Mildred Pierce: Doormat.

by Meredith O’Brien

 

 

So I’ve been watching that much-heralded HBO mini-series Mildred Pierce, mostly because it stars Kate Winslet and I’m a sucker for anything that has Kate Winslet in it.

 

I went into this Depression era dramatic series with the expectation that I’d be watching and rooting for a plucky mother of two who’d been left by her cheating husband, scratch her way to make a living to support her family in a time when there weren’t many jobs for anyone, never mind for soon-to-be-divorced thirtysomething women with children.

 

By the end of the second installment of the five-part series, I was thrilled to see that Mildred had found a way to transform her talent and passion for cooking and baking – before her husband left her, she’d been baking cakes and pies and selling them out of the house as a little side business – into a livelihood by opening her own chicken and waffles restaurant which she named Mildred’s.

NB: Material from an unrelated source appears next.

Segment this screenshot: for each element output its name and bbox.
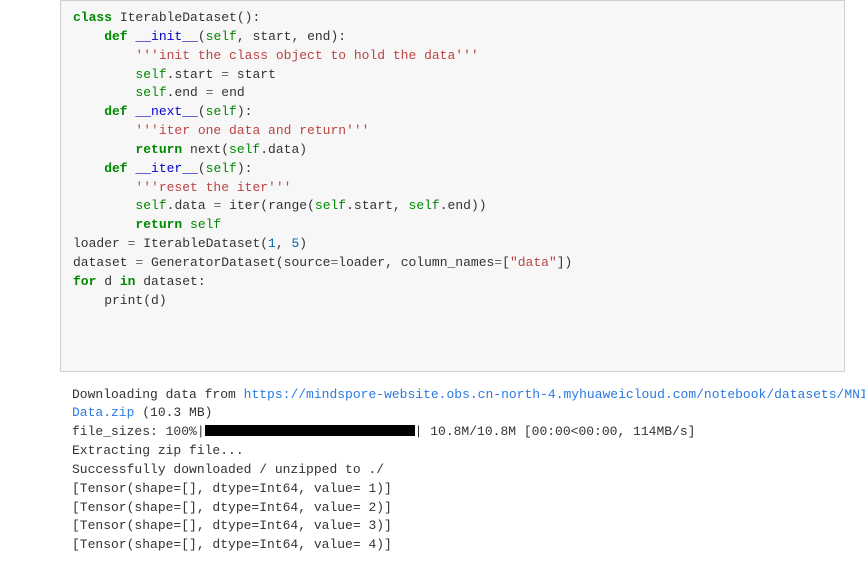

I was all set to write about this character who was busting her hump to make money, first taking a job as a waitress and then gaining the help of a business associate of her ex-husband’s (with whom she started having relations) to help open her restaurant.

 

But then I became utterly and completely distracted by the hideous nature of Mildred’s oldest child, Veda, even before she grew up to be the young adult portrayed by actress Evan Rachel Wood. Morgan Turner did a wonderful job of depicting the young, odious Veda as a child who was so mean spirited and nasty that she made Veruca Salt from the original Charlie and the Chocolate Factory movie look like a benevolent, selfless saint.

 

In the third episode of Mildred Pierce, Veda unleashed a torrent of insults at her mother, spurning the expensive wristwatch Mildred had given her for Christmas because it wasn’t the piano Veda wanted (Mildred couldn’t afford a piano at the time), demeaning her mother for being a working mother and for appearing, in Veda’s judgmental eyes, classless. Though Mildred responded angrily at first, she vowed to get Veda the piano and continued to placate the noxious creature.

 

The New York Times called the - based on 1941 novel by James M. Cain - HBO Mildred Pierce mini-series “a revision of the mother of all mother movies” as Mildred serves as “the long-suffering embodiment of maternal sacrifice.”